Miroir des temps actuels
«Demeurer enclos dans son identité, c’est se perdre et cesser d’être. On se connaît, on se construit par le contact, l’échange, le commerce avec l’autre. Entre les rives du même et de l’autre, l’homme est un pont». C’est sur ces mots que s’achève La Traversée des frontières, le dernier livre publié par Jean-Pierre Vernant en 2004. Des mots qui figurent aussi sur une borne du Pont de l’Europe qui relie Strasbourg à Kehl. Tout un symbole qui résume les travaux d’une vie et les pistes qu’ils ont ouvertes.
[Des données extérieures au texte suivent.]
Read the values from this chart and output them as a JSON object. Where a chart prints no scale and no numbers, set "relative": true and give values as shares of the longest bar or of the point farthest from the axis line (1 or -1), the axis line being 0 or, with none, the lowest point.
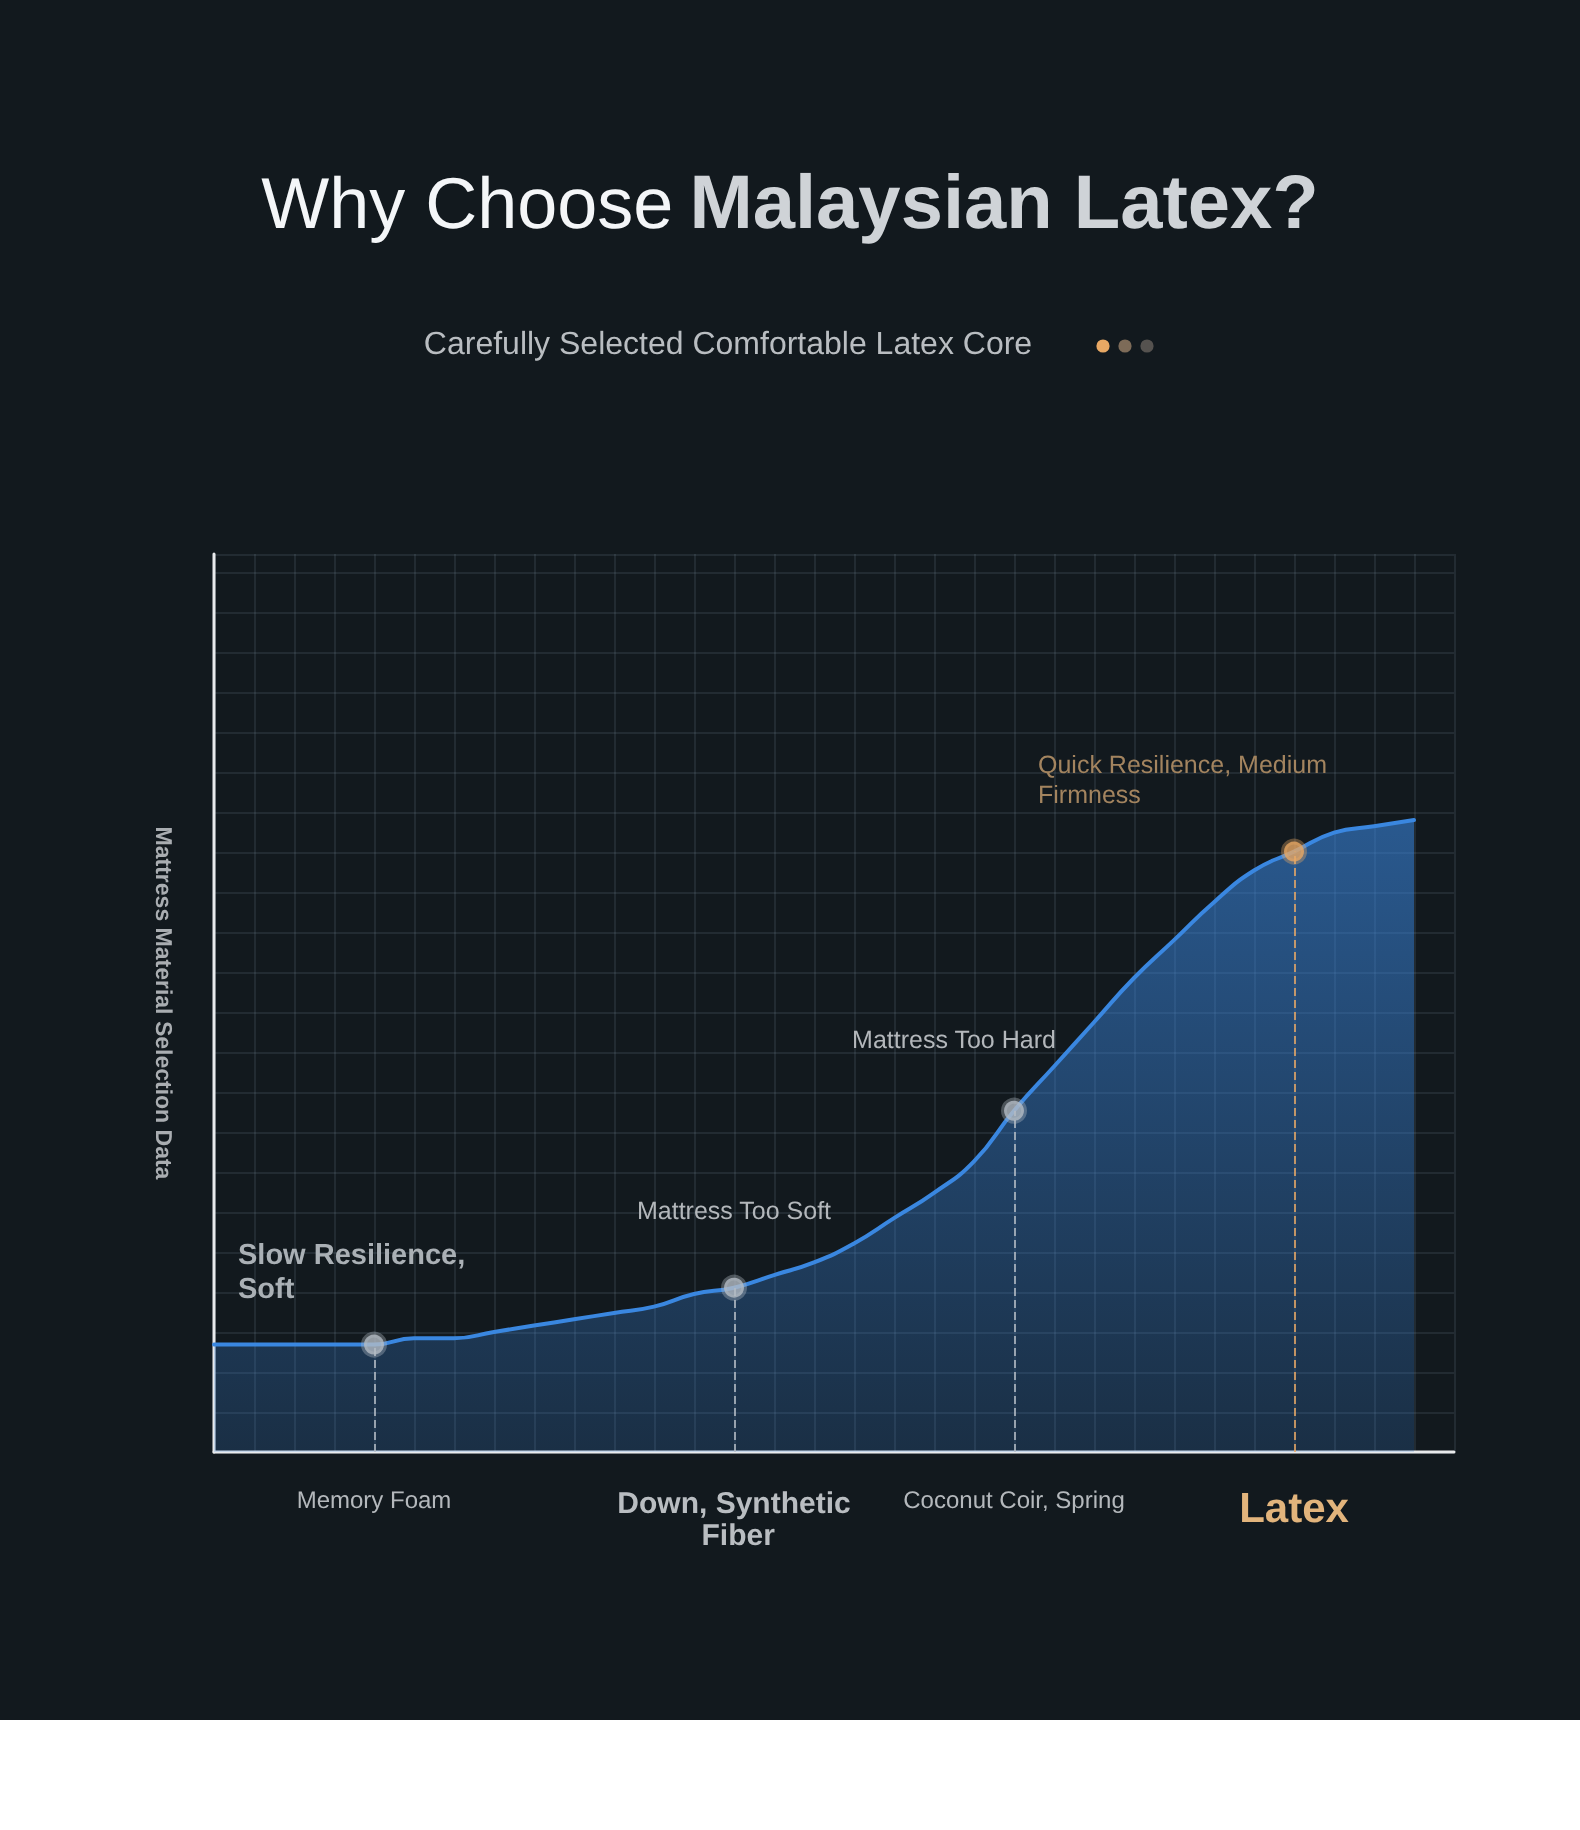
{
  "chart_data": {
    "type": "area",
    "title": "Why Choose Malaysian Latex?",
    "subtitle": "Carefully Selected Comfortable Latex Core",
    "ylabel": "Mattress Material Selection Data",
    "relative": true,
    "grid": true,
    "categories": [
      null,
      null,
      null,
      null,
      "Memory Foam",
      null,
      null,
      null,
      null,
      null,
      null,
      null,
      null,
      "Down, Synthetic Fiber",
      null,
      null,
      null,
      null,
      null,
      null,
      "Coconut Coir, Spring",
      null,
      null,
      null,
      null,
      null,
      null,
      "Latex",
      null,
      null,
      null,
      null
    ],
    "series": [
      {
        "color": "#3a87e0",
        "marker": "none",
        "values": [
          0.17,
          0.17,
          0.17,
          0.17,
          0.17,
          0.18,
          0.18,
          0.19,
          0.2,
          0.21,
          0.22,
          0.23,
          0.25,
          0.26,
          0.28,
          0.3,
          0.33,
          0.37,
          0.41,
          0.46,
          0.54,
          0.61,
          0.68,
          0.75,
          0.81,
          0.87,
          0.92,
          0.95,
          0.98,
          0.99,
          1,
          null
        ]
      },
      {
        "type": "lollipop",
        "marker": "circle",
        "line_style": "dashed",
        "x": [
          "Memory Foam",
          "Down, Synthetic Fiber",
          "Coconut Coir, Spring",
          "Latex"
        ],
        "values": [
          0.17,
          0.26,
          0.54,
          0.95
        ],
        "colors": [
          "#b4bcc4",
          "#b4bcc4",
          "#b4bcc4",
          "#e8a864"
        ]
      }
    ],
    "annotations": [
      {
        "text": "Slow Resilience, Soft",
        "x": "Memory Foam",
        "y": 0.17
      },
      {
        "text": "Mattress Too Soft",
        "x": "Down, Synthetic Fiber",
        "y": 0.26
      },
      {
        "text": "Mattress Too Hard",
        "x": "Coconut Coir, Spring",
        "y": 0.54
      },
      {
        "text": "Quick Resilience, Medium Firmness",
        "x": "Latex",
        "y": 0.95
      }
    ]
  }
}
Car si l’oeuvre de Vernant a, à ce point, marqué de son empreinte la recherche historique, c’est qu’en étudiant l’évolution de l’homme et du monde grecs, du religieux au politique, du mythe à la pensée rationnelle, elle nous renvoie aux transformations de notre société et à ses «crises», comme le retour du religieux dans la politique, les nationalismes ou encore la violence et les dérives sécuritaires, tous phénomènes susceptibles de porter atteinte à la démocratie.
Comprendre était une passion, transmettre également, avec un don oratoire qui captivait ses étudiants. Le 23 octobre dernier, il était dans un lycée à Aubervilliers, dans la banlieue parisienne, pour raconter Ulysse aux élèves.
Jean-Pierre Vernant avait vu disparaître, l’an dernier, l’historien et helléniste Pierre-Vidal Naquet. «Il n’a jamais fait de la Grèce un modèle intemporel», disait-il alors, en évoquant celui avec qui il avait partagé cinquante ans de compagnonnage intellectuel. Il ajoutait «Il n’oubliait pas qu’à côté il y avait la Chine, l’Inde, l’Amérique précolombienne, par exemple, et qu’on ne pouvait pas comprendre les Grecs si on ignorait ces civilisations».
Des propos qui s’appliquent aussi à lui-même.